(foto Ansa)

Piccola Posta

Navalny sapeva quello che faceva e così le persone che sono andate al suo funerale

Adriano Sofri

Il dissidente morto in Siberia era conscio dei rischi che correva tornando in Russia. La folla che sfilato per le strade di Mosca per dirgli addio dimostra che il suo esempio è entrato nei cuori rassegnati dei russi

Nei giorni scorsi seguivo con una strana ansia le diverse opinioni, alcune dolorosamente sentite altre supponenti, sulla decisione di Alexei Navalny di tornare, ospite libero e ammirato com’era in Germania e nel resto d’Europa, nella Russia che era la sua terra e la Cosa Nostra del suo avvelenatore mancato. Qualcuno pensa che Navalny avesse troppo sopravvalutato il proprio seguito in patria e la tutela straniera, e se ne sentisse protetto: Putin non avrebbe osato ripetere il suo crimine. Non credo se non in minima parte a una simile ingenuità o a una simile presunzione. Non penso che Navalny fosse perdutamente dedito al martirio, e non confidasse al contrario in una propria forza. Nel gesto dell’inerme che si consegna alla balìa manesca del suo nemico c’è una fiducia nell’intimidazione della nonviolenza. Deve, può, aver considerato che la propria estrema debolezza fosse il suo scudo. Ma non può esserne stato sicuro: conosceva il suo nemico, e ha fatto un suo calcolo del rapporto fra il costo – dalla galera dura fino alla vita – e il ricavo: un esempio che si sarebbe inciso nei cuori rassegnati o induriti dei russi. Chi pensa che avesse presunto troppo di sé e non avesse messo nel conto la determinazione assassina di Putin e dei suoi squadristi, non può che considerarlo uno sconfitto, e così indulgere alla propria stessa sconfitta per abbandono. Io credo che Navalny abbia saputo quello che faceva. E che la sua sfida e la sua ironia lo dimostrassero. Stava alzando il proprio prezzo.
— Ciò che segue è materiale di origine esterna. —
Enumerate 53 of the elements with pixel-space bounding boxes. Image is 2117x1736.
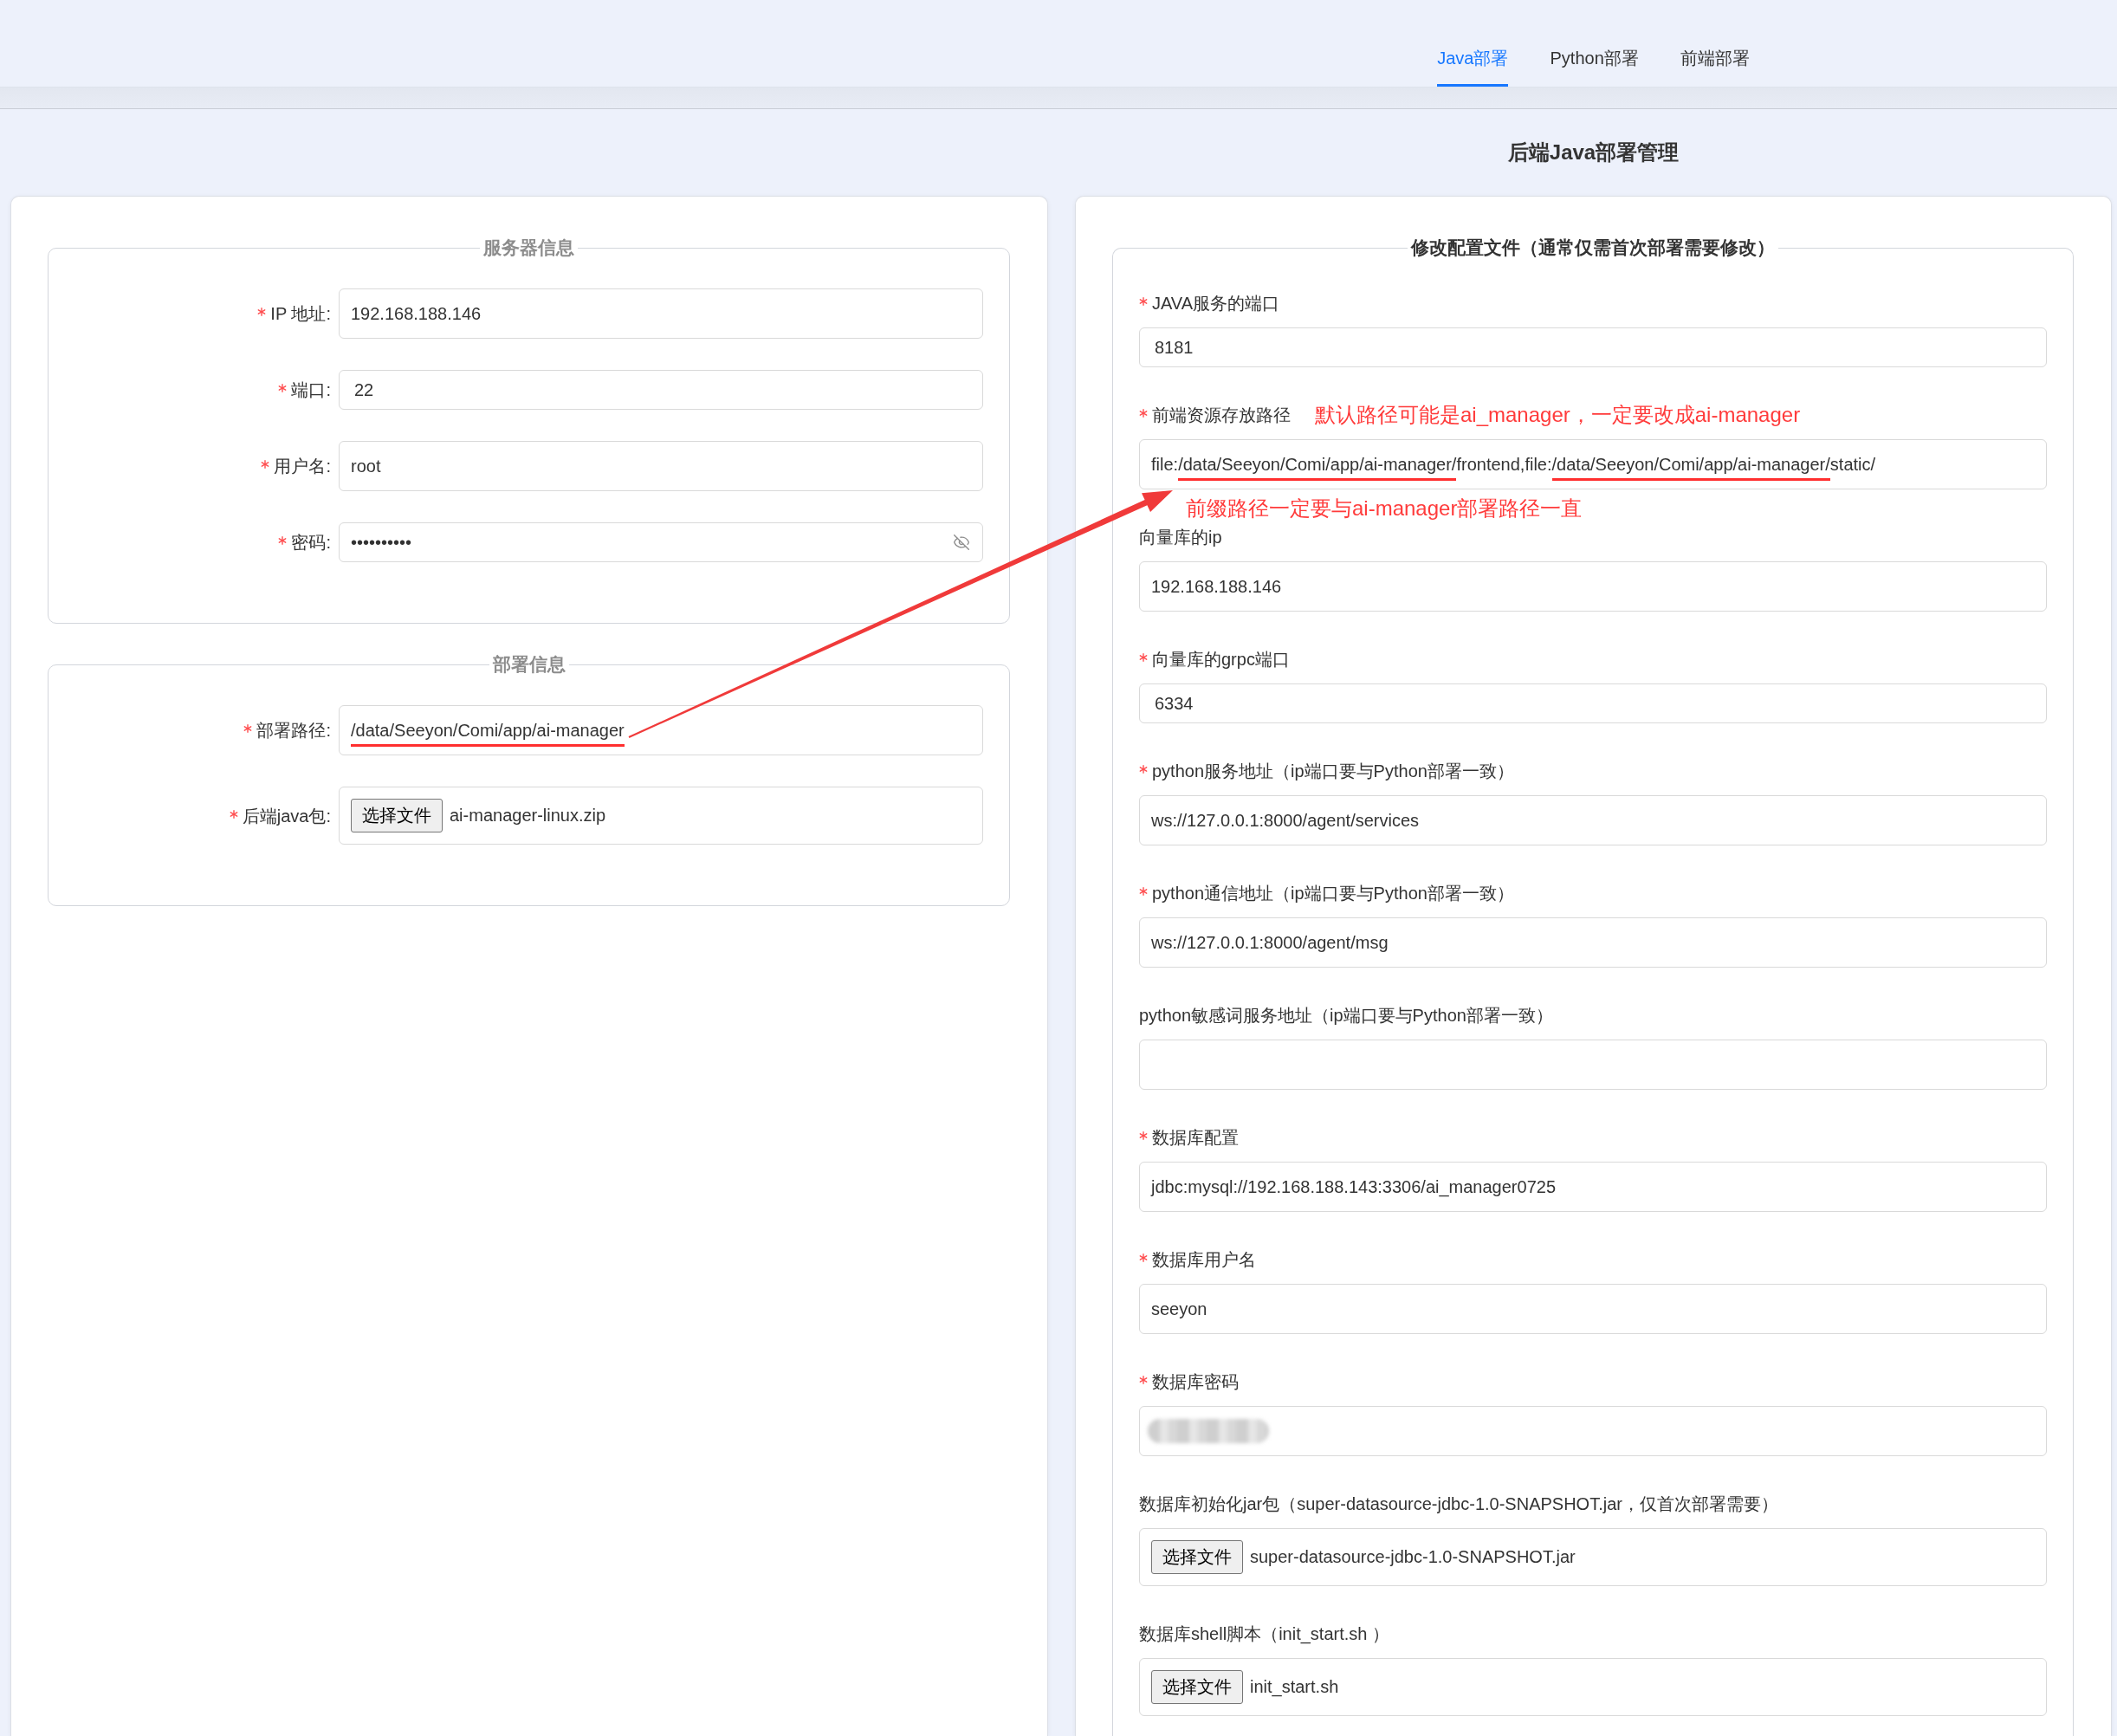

Ieri, nella periferia moscovita in cui aveva abitato, è venuta una risposta. Che fossero centinaia, o mille, o duemila, o più, i cittadini russi che si sono messi in fila per il suo funerale, tutte, tutti, dal primo all’ultimo, sapevano perfettamente che cosa facevano, a quale rischio. Hanno scandito il suo nome, si sono mostrati alle telecamere, hanno esibito i documenti, si sono fatti intervistare – soprattutto le donne. Una sola si è mostrata magnificamente sicura di una personale immunità. Alla domanda rivolta a tutte, “Ha paura?”, ha risposto quasi ridendo: “Io ho un’età in cui non si ha più paura di niente”.

Un autore di teatro, uno all’altezza dei tragici greci che tanto sono stati evocati nei giorni scorsi di fronte alle vicissitudini del corpo rubato e occultato, della resistenza intrepida della madre, della consegna della spoglia alla condizione della sepoltura segreta, del rifiuto e della denuncia e della maledizione della madre e delle sue accompagnatrici, infine della resa dell’autorità al funerale e alla cerimonia in una chiesa per ciò stesso invisa ai suoi capi, avrà il suo memorabile materiale. Ai nostri giorni, con le migliori intenzioni – c’è una libertà da noi – si è tornati a rivendicare la ragione di Creonte contro quella di Antigone, questione mai conclusa. Antigone ha segnato un altro gran punto. Navalny sapeva quello che faceva. Le migliaia di fedeli alla sua memoria e a se stessi che oggi – anche grazie alle televisioni internazionali, sia pure bendate, e ai diplomatici di paesi liberi – l’hanno salutato, lo sapevano a loro volta, e l’hanno fatto sapere ai tanti che rimpiangono o rimpiangeranno di non esserci stati.

Il 30 maggio 1924, nel Parlamento italiano, il deputato Giacomo Matteotti pronunciò, più volte interrotto, un suo famoso discorso. Alla fine, disse ai colleghi: “E ora potete preparare il mio elogio funebre”. Dieci giorni dopo era morto ammazzato. Sapeva che cosa faceva.